I don’t like to be fenced in. Algorithmic clarity and general online popularity require things like finding a niche and picking a lane, but a niche is literally a recess in which something can be kept, and a lane is basically a long corridor, and while there is no actual fencing required for either of these things, principally they do what a fence would, which is keep me in place.
All of which is to say that when I tried to narrow down to a definition of what a newsletter called Ruptured Screen should cover, the best I could do to serve both myself and the algorithm was call this an examination of intersections between life and screen, as damn near everything we do and enjoy has incorporated a screen in some way. Movies and television, natch. Video games. Books, when you account for e-readers. Hell, it’s pretty much de rigueur to listen to music through a phone, a device also used to access podcasts, which means…screen.
When all else fails, you read this newsletter on a screen, so I have a justification for any topics that exceed my generous definition of whatever the hell I’m doing here.
Unfortunately, screens are also where AI lurks, at least on the consumer side.
The business case for AI seems shaky to me, but that’s not my bailiwick. It probably should be, at least somewhat, since I fell into professional content writing and copywriting almost a decade ago, and that whole area of expertise is being put through the wringer by auto-generated text.
Here’s the thing, though: Those jobs were already so desaturated by data-driven demands and iterative production methods that they started to fit like a hair shirt. I didn’t fall in love with writing because I wanted to maximize the narcotic potential of the words I put into the world, y’know?

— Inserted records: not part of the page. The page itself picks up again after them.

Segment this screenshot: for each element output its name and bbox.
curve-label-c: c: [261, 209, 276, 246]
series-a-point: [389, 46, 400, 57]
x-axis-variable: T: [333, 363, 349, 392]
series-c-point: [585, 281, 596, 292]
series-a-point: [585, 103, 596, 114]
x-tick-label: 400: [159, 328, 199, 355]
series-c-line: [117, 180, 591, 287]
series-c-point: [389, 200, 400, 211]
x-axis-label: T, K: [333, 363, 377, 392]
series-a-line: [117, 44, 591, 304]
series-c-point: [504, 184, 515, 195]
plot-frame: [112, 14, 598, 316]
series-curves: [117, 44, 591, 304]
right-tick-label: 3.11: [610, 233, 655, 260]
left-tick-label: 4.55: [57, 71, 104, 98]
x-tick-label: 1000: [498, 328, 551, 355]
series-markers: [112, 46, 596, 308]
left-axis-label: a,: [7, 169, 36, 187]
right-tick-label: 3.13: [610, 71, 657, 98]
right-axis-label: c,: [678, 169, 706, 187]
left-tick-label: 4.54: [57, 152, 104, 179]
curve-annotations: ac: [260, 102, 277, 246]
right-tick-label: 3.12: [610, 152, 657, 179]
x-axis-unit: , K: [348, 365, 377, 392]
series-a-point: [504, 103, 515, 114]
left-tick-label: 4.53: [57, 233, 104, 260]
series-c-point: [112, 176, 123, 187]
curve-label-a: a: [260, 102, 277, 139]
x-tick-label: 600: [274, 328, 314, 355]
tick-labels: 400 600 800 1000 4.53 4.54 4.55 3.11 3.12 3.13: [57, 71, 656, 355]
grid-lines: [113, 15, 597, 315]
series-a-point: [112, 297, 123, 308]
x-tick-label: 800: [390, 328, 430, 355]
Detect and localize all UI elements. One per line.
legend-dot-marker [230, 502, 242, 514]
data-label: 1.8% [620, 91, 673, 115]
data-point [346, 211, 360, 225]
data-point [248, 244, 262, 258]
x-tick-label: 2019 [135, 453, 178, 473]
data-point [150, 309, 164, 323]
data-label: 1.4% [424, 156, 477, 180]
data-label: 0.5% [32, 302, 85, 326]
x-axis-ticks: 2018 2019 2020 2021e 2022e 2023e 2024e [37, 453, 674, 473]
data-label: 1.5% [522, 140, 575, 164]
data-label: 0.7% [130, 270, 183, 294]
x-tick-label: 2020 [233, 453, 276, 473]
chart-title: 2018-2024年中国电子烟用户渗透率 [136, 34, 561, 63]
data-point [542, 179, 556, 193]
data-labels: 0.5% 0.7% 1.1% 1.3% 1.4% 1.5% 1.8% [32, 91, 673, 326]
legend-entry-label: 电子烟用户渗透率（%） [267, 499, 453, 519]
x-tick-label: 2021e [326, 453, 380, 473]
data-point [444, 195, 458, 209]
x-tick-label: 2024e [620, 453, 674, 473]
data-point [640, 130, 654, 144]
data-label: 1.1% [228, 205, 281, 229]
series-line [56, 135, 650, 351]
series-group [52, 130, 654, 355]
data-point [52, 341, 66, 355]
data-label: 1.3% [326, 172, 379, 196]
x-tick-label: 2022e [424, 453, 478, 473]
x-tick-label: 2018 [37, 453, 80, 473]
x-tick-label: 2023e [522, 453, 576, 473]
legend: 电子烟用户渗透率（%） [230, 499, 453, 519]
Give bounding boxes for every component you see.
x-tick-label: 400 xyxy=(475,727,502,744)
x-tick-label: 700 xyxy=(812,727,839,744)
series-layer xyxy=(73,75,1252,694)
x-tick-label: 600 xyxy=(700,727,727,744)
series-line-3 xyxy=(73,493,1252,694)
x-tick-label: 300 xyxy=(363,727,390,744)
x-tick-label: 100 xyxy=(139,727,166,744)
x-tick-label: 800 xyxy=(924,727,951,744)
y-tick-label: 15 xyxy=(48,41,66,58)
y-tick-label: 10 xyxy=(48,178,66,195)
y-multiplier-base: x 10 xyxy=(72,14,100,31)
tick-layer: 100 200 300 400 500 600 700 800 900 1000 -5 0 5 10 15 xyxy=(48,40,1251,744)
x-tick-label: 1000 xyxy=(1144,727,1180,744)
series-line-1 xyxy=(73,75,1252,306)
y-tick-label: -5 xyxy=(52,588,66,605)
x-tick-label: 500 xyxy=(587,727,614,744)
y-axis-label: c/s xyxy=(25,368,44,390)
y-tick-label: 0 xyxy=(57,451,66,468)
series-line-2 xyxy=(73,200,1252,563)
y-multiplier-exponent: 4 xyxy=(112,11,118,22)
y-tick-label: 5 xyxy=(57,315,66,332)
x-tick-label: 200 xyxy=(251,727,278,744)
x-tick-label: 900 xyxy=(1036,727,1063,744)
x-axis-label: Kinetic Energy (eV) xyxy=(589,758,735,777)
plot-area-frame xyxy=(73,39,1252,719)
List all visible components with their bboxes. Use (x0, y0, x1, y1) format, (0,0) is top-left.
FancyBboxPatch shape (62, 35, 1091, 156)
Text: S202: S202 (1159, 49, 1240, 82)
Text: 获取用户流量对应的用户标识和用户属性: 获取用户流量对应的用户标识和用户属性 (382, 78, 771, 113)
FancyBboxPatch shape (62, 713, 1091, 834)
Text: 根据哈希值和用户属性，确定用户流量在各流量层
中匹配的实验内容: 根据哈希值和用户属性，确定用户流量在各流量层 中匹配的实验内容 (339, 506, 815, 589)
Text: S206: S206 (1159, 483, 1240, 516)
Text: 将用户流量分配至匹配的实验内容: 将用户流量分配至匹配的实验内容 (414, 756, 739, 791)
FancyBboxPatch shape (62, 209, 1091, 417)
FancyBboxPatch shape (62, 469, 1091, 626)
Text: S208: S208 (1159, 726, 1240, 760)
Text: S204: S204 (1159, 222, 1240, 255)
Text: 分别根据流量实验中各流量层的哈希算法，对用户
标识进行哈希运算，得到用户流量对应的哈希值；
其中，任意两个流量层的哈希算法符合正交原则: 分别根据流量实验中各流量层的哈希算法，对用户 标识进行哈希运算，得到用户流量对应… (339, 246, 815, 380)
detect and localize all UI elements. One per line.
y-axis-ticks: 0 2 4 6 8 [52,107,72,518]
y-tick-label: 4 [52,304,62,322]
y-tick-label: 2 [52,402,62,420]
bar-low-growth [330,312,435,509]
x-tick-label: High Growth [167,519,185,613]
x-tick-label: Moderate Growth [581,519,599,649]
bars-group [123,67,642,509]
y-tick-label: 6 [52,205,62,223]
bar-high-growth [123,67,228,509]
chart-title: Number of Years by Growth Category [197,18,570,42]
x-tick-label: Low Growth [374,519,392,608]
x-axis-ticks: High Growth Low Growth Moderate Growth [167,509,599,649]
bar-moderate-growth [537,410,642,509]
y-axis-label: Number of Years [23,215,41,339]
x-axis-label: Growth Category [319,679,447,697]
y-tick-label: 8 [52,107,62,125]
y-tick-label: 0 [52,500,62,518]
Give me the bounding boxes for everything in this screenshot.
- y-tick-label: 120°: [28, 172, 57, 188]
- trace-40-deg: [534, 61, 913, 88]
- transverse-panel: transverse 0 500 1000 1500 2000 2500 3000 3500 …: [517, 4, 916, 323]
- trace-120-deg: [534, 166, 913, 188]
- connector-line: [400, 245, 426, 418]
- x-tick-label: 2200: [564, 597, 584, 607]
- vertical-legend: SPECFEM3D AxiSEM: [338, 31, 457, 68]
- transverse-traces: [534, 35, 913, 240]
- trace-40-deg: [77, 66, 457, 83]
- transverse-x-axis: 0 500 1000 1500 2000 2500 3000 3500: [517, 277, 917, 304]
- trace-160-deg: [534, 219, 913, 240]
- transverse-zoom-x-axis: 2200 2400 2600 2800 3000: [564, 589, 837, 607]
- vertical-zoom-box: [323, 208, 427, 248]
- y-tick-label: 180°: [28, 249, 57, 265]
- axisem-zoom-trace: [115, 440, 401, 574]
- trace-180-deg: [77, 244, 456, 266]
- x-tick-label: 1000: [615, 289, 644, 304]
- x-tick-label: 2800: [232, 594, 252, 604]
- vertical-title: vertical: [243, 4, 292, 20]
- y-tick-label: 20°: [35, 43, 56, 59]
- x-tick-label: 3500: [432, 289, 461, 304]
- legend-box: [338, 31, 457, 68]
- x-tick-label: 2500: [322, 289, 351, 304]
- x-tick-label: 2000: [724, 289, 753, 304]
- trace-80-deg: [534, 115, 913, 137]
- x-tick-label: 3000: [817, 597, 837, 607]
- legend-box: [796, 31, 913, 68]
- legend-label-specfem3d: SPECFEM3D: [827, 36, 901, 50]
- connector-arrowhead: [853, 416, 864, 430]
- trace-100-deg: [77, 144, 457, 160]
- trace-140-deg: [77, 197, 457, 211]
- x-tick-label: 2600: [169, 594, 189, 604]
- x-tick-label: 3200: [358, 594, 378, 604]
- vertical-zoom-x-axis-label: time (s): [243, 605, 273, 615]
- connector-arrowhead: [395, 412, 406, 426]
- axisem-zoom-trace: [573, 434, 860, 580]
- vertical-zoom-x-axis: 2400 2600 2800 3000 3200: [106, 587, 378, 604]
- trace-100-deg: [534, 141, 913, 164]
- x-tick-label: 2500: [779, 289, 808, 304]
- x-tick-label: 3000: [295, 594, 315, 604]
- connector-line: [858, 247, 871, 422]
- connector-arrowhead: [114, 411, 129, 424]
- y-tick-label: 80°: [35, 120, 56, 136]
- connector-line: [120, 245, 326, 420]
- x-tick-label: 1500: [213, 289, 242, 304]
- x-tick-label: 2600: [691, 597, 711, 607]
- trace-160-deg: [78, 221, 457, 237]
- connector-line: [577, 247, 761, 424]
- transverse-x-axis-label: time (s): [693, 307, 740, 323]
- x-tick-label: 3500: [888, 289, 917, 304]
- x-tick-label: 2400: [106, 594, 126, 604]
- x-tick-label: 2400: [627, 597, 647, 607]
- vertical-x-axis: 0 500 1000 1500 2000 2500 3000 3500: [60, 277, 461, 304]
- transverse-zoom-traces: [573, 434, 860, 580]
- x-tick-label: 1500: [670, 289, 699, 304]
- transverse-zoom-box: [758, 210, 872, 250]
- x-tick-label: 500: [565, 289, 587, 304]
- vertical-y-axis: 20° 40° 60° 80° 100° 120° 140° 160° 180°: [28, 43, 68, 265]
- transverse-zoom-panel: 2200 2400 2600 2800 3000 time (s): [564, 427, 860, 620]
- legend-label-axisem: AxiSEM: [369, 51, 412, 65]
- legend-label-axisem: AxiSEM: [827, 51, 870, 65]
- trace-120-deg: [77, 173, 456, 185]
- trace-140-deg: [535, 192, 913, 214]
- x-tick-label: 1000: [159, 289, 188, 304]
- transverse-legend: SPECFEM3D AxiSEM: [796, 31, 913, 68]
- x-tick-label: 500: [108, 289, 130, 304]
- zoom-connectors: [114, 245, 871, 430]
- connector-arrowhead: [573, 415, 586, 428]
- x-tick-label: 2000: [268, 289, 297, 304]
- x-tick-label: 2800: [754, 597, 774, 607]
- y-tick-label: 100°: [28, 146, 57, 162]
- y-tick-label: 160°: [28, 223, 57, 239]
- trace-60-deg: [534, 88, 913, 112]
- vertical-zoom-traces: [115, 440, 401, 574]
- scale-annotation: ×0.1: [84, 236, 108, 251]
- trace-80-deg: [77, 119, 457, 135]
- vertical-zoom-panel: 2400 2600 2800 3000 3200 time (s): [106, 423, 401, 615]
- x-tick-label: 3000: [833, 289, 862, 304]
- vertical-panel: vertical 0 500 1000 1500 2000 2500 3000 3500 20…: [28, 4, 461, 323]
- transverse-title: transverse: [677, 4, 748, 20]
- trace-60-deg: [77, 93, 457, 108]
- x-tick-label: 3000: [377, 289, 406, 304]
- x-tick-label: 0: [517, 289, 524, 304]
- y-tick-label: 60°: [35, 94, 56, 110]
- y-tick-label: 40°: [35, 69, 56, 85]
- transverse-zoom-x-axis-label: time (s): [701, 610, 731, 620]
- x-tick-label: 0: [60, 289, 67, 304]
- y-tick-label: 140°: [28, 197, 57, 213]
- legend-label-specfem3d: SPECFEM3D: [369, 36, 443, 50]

If it weren’t for the apocalyptic resource consumption that comes with using AI, maybe I could make some semblance of peace with seeing these tools swallow jobs and lower the ceilings for independent thought and expression in the workplace. Or try to, at least.
But it’s less that I’m tolerant of the professional side of this technology and more that I find its “contributions” to creativity to be so profoundly putrid that thinking about it feels like discovering souls are real and mine will never ascend to Heaven.
I was content to ignore it in this space, as I do…well, basically everything, considering how infrequently I post. But I endured a terrible, close-up whiff of the stuff today thanks to Spotify’s new Wrapped offering, and I’ll be frank, if I didn’t regurgitate up those terrible vapors as outrage, they would have killed me.
“This isn’t really a quote, sorry. I just wanted to acknowledge your frustration at having to come this far to reach the point of this post: I understand it’s more conventional to start with the purpose of the thing and then build around it. But since we’re talking about AI art, it felt like the more appropriate structure was one resembling a descent into Hell, or a flushing toilet. So here we are.”
-This was not a quote
Am I proud to look forward to my yearly Spotify Wrapped? Not especially, but God help me I like seeing a layout of my listening habits over the last twelve months, concerns about the amount of data collection and analysis undergirding it be damned. It turns out my top album for the year was the latest Pallbearer release, Mind Burns Alive, a doom metal album that explores the subject of despair at length. Who am I to deny that it fit the vibe of my 2024?
So yes, I sat through their little slideshow, gritted my teeth a little at reading what my choices “say” about me, worried upon learning I’m in the top four percent of listeners to a doom metal album that, again, is pretty heavy on the despair. And then I got to their AI podcast offering. I couldn’t not pull up the description; it’s like seeing a strange new bug in your house, where you can’t help be a little fascinated by what the hell it has going on even as you’re repulsed by its alienness.
The premise of the AI podcast is that two “AI hosts” will gab about my year’s listening choices. The assumption being that I want anything to do with two digital phantoms cobbling together a string of output they don’t realize are words in order to flatter me about my consumption, which is an assumption so cruel and bizarre I might never recover.
Shouldn’t we all be aghast at the idea of wanting anything to do with this kind of content? Aggressive, tech-blighted infantilization dead-ending any real contemplation of my personal tastes and broader cultural trends doesn’t strike me as all that inviting.
Offensive and loathsome as it is, this flaming bag of content left on my doorstep does get at the main thrust of AI art—it will flatter you and give you a simulacrum of special attention. It’s gratifying in the cheapest and falsest sense, and it’s made possible only through the consumption of a piece of our collective soul. It’s a succubus that whittles away part of your lifeforce in exchange for an over-the-jeans handjob that’s best described as “unusually knuckle-heavy.”
So uh thanks for summoning a lifeforce-eating succubus offering a knuckle-heavy over-the-jeans handjob, Spotify. I could engage with critical writing, interviews with musicians and other experts, and conversations with friends I respect to hone my appreciation of music, but your thing is…also there. And all it took was roughly a shopping center’s worth of rainforest and my dignity to produce.